Quels sont les chantiers actuels du Gesec ?

Nous avons en permanence une réflexion sur la valeur que nous créons pour les entreprises. Leur pérennité, le fait que chaque dirigeant se sente libre dans un groupement et la valeur que l’on peut créer collectivement, c’est notre seule raison d’être puisque nous ne sommes pas une institution. Il faut nous inventer en permanence. Cette dernière valeur plus globale, nous pouvons la partager en la restituant aux territoires et à la collectivité, au niveau sociétal. Nous n’essayons pas de devenir gros, mais grands, c’est-à-dire d’atteindre la taille critique, tout en gardant l’emploi. C’est une vraie réflexion sur la valeur, au sens philosophique du terme.

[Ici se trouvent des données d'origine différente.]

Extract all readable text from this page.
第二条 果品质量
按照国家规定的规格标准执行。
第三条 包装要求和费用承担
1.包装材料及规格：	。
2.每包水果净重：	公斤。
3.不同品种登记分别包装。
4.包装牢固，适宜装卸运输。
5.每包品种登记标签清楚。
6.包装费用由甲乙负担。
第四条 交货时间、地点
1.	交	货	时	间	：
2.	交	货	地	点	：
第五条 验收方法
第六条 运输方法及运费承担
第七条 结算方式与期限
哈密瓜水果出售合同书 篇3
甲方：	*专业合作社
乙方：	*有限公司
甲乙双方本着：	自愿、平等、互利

Ce que nous faisons et comment nous partageons la valeur autour de nous, pour témoigner qu’il existe des nouveaux modèles économiques qui ont une valeur propre.

Votre organisation surprend-elle ?

Depuis plus de vingt ans que je travaille au Gesec, je ne connais pas d’équivalent en France, en Europe, ni dans d’autres métiers. Parce qu’on l’a créé en avançant, le Gesec est un système complexe et auto-adaptatif. Et l’on se rend compte que ce côté empirique rejoint finalement des réflexions beaucoup plus universitaires sur les business models de demain. Sans le vouloir, le Gesec est une forme nouvelle de modèle économique qui serait reproductible dans d’autres métiers et à d’autres échelles.

Vous avez publié un livre en octobre 2014, intitulé Énergie et prospérité, qui aborde la question de la création de valeur et du bénéfice économique…

Oui, c’est une œuvre collective à laquelle ont participé tous les adhérents du Gesec. Nous avons voulu reprendre ce sujet complexe de la transition énergétique et le rapprocher de nos métiers. En quoi nos entreprises sont-elles concernées et en quoi nous avons des propositions à faire dans ce cadre-là. Cela est très emblématique de la méthode du Gesec qui permet l’écoute, la confiance et l’intelligence.

Ce livre est un outil à plusieurs niveaux. Interne, d’abord, pour expliquer les visions macro et nano et rapprocher les deux. Externe également pour exposer notre position et à quoi elle ressemble. Pragmatique, elle a apporté quelque chose de la réalité de terrain, ce qui en fait un bon outil pour faire comprendre notre action.

De toute façon, ce n’était en aucun cas une tentative de se légitimer auprès des cercles décisionnels. Mais plutôt l’inverse : se saisir du problème et en faire une réalité partagée par le Gesec pour ensuite avoir un message recevable par l’extérieur. En quelque sorte, passer de l’égosystème à l’écosystème. Cette démarche anticipe un autre monde, une autre façon de diriger, d’inspirer, de conduire les gens. C’est une méthode qui s’inscrit dans un monde à venir et non pas dans le monde ancien.


Une action collective tournée vers l’environnement

« Faire rimer performance énergétique et économique pour des clients multisites, c’est possible… en réseau !
C’est en adoptant une démarche collaborative que le Gesec a réussi à répondre aux besoins d’économies d’énergie de son client Casino, pour 53 de leurs supermarchés.
L’idée du client était de pouvoir réutiliser la chaleur dissipée par les compresseurs des chambres froides, pour chauffer d’autres espaces de ses supermarchés et éviter ainsi de gaspiller de l’énergie.
Pour trouver une solution technique, le client a d’abord fait plancher sa filiale de gestion de l’énergie, Green Yellow. Puis, la mise en œuvre de cette solution a été orchestrée par Gesec Développement qui a coordonné l’intervention d’une dizaine d’entreprises (dont Nervet Brousseau à Chartres, Energétique Sanitaire à Marseille et Sanithermic à Montpellier).
Elles se sont concertées pour industrialiser les process via la préfabrication de certains modules, gérer les achats de matériels collectivement et installer les solutions rapidement et efficacement en partageant leur expérience. »

Récupérateur en place dans un supermarché.
Préfabrication des modules de récupération de la chaleur.